Пока Файн с хладнокровием копа перечисляла наркотики, Аш воображал ее валькирией, бесстрастной в своей силе. Он бы нарисовал ее верхом на коне, со сложенными крыльями. Рассматривающую поле битвы. Лицо, застывшее как камень. Она решает, кто будет жить, кто умрет.
– Мы все еще ждем анализов на наркотики, но рядом с телом вашего брата были таблетки и полупустая бутылка виски, а в стакане все еще оставался алкоголь.
Наркотики, алкоголь, убийство, самоубийство, а пострадает семья. Нужно вытащить этот нож из живота, пусть детективы увидят, что ошибаются.
– Наркотики, виски… не спорю. Оливер не был бойскаутом. Но остальное? Не верю. Свидетель либо лжет, либо ошибается.
– У свидетеля нет причин лгать, – покачала головой Файн и тут же увидела входящую к ним Лайлу. К бретельке платья приколот бедж посетителя.
Файн поднялась.
– Мисс Эмерсон! Вспомнили что-то еще?
– Нет, простите. Не могу выбросить это из головы. Все вижу, как она падает. Как молит перед тем, как он… простите. Мне нужно было пройтись, и я захотела спросить, закрыли ли вы дело. Знаете ли точно, что случилось?

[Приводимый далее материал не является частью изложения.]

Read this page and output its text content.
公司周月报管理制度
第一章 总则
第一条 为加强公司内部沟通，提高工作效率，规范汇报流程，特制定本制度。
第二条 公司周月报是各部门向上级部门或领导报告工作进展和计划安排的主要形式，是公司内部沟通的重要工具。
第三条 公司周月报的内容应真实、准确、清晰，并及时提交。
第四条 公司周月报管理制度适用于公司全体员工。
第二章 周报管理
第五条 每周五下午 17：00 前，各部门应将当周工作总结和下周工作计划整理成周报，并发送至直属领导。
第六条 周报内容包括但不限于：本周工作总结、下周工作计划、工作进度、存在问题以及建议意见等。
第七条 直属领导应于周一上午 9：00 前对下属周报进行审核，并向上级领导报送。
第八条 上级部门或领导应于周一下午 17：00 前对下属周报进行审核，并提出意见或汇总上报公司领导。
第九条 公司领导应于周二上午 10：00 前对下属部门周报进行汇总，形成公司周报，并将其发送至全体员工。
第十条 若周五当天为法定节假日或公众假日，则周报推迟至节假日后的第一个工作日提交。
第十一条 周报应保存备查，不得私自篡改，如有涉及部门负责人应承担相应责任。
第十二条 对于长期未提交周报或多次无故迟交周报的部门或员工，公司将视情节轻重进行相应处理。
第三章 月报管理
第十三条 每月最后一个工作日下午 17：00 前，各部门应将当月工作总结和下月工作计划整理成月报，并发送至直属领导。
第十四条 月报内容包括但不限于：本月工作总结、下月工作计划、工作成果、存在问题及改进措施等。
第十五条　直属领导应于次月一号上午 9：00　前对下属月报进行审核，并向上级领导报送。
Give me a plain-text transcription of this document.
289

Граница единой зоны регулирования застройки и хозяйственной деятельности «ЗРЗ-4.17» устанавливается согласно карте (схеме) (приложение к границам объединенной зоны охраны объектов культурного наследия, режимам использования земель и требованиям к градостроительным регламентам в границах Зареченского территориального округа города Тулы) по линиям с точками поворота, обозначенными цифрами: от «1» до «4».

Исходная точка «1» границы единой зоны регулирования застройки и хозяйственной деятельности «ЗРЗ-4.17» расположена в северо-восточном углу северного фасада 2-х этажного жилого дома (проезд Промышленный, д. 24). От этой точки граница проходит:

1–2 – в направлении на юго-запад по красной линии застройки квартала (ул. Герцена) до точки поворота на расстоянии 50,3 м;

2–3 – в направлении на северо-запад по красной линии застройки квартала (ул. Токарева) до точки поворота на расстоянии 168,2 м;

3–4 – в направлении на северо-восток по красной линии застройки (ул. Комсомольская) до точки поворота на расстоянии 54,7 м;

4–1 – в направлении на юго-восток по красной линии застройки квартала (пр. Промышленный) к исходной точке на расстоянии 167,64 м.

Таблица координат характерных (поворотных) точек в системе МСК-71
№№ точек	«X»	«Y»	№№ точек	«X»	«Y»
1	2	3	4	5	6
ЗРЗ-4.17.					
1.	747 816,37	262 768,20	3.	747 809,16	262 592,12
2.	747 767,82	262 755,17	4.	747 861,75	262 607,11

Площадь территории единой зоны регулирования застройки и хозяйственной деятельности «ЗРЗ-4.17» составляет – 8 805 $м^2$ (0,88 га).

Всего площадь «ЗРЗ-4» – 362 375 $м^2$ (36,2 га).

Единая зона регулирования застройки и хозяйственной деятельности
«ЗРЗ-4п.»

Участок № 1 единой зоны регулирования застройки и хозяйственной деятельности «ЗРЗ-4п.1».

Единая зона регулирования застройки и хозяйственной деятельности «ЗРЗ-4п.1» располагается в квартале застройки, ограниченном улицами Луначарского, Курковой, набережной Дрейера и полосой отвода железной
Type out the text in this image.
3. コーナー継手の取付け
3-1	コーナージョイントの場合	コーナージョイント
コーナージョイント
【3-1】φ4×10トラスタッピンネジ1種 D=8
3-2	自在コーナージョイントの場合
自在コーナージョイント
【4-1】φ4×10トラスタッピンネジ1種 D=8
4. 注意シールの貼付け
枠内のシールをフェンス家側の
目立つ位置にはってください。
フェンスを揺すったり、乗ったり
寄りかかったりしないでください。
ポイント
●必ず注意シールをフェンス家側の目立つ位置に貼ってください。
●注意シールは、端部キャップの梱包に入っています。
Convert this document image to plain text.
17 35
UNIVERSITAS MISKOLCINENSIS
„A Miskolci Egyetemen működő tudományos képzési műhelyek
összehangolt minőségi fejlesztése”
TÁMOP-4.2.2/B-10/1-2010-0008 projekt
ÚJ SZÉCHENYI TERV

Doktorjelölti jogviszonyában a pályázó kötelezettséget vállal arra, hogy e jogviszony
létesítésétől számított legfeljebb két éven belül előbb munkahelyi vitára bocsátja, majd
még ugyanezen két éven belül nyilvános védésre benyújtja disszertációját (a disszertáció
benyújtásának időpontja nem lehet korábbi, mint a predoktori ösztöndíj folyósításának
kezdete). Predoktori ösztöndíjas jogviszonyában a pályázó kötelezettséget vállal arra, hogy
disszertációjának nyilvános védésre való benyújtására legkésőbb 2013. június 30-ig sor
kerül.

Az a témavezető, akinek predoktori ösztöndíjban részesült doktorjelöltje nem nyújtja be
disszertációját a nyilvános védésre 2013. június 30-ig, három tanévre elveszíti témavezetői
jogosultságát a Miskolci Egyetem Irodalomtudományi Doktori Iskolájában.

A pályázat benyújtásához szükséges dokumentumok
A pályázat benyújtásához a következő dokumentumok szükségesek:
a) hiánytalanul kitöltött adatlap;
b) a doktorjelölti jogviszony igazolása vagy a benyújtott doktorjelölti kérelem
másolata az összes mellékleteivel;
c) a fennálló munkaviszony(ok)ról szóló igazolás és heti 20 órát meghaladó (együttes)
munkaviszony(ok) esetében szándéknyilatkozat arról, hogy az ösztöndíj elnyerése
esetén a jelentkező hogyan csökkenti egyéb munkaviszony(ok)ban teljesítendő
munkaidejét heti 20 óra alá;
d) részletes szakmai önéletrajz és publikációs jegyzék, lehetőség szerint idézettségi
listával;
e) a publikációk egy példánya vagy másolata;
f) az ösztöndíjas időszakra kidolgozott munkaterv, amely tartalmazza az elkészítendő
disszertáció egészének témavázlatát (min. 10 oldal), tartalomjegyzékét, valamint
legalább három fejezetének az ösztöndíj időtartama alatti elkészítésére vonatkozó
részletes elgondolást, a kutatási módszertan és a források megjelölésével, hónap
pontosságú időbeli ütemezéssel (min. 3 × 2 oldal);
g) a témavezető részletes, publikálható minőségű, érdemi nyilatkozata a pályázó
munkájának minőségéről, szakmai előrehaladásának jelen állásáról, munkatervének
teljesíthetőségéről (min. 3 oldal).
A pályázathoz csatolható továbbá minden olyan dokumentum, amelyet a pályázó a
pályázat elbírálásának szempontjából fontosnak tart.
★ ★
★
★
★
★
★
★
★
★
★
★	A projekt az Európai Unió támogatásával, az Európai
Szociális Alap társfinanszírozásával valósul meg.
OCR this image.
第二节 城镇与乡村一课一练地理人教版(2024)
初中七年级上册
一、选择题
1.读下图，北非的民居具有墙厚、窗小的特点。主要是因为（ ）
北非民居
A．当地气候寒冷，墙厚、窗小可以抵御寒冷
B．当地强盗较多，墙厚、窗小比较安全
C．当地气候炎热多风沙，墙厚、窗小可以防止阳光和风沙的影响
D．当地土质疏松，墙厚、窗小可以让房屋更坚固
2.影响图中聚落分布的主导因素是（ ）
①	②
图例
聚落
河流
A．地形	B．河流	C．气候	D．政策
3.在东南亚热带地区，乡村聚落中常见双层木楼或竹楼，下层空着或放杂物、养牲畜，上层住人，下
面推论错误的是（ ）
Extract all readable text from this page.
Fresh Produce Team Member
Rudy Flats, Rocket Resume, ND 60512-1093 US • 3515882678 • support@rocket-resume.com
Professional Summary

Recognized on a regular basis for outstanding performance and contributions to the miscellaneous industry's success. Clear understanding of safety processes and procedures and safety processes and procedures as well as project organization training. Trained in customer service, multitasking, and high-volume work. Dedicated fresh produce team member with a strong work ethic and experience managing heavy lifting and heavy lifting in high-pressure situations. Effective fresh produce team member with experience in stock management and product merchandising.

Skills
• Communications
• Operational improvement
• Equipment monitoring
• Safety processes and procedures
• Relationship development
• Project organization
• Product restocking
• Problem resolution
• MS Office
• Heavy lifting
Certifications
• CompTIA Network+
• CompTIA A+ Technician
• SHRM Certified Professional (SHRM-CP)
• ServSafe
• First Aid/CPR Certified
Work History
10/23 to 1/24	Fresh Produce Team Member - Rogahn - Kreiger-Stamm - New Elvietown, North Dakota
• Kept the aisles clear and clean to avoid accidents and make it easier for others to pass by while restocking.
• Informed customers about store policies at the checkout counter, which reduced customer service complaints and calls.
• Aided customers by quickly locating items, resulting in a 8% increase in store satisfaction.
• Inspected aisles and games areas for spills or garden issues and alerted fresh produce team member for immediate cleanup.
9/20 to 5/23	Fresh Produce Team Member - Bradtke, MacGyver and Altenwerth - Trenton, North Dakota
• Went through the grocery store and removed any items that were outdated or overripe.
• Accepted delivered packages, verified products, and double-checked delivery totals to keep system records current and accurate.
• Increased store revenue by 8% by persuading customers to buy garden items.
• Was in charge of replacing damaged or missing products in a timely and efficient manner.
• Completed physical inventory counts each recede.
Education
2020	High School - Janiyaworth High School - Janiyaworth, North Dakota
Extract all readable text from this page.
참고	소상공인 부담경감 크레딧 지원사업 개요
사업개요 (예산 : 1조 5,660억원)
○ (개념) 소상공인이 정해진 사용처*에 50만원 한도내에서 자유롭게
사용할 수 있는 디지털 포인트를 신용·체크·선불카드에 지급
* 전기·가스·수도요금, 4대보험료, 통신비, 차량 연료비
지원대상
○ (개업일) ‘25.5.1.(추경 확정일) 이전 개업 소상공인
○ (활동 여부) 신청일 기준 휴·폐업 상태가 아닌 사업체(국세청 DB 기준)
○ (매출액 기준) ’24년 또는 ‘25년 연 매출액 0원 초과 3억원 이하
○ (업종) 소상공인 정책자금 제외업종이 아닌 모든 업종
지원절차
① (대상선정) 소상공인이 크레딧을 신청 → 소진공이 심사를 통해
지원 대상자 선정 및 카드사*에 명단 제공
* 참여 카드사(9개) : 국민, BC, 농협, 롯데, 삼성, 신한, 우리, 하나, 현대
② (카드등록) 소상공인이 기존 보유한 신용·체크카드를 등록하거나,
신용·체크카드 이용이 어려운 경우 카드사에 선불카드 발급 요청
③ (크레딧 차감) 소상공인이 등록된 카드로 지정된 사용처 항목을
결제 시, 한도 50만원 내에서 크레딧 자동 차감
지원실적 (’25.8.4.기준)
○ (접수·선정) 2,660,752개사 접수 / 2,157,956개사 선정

– Расследование продолжается. Потребуется еще сколько-то времени.
– Знаю, извините меня. Вы сообщите мне, когда все кончится?
– Я позабочусь об этом. Вы очень нам помогли.
– А теперь я мешаю. Мне пора идти. Вы заняты.
Она оглядела комнату. Столы, телефоны, компьютеры, стопки файлов, мужчины и женщины за работой.
А еще мужчина в черной майке и джинсах – сует что-то в мешок, кажется, часы.
– Все заняты, – повторила Лайла.
– Благодарим за помощь.
Файн подождала, пока Лайла выйдет, и вернулась к столу.
– Послушайте, я уже сказал вам все, что мог, – начал Аш, поднимаясь. – И повторил пару раз. Мне нужно связаться с семьей. Необходимо немного времени, чтобы осознать все.
– Понимаю. Нам может понадобиться еще одна встреча с вами. И мы позвоним, когда можно будет войти в квартиру. Сожалею о вашей потере, мистер Арчер.
Аш молча кивнул и вышел.
Он немедленно заметил брюнетку в тонком летнем платьице. Юбка цвета травы, длинный прямой хвост волос цвета крепкого мокко.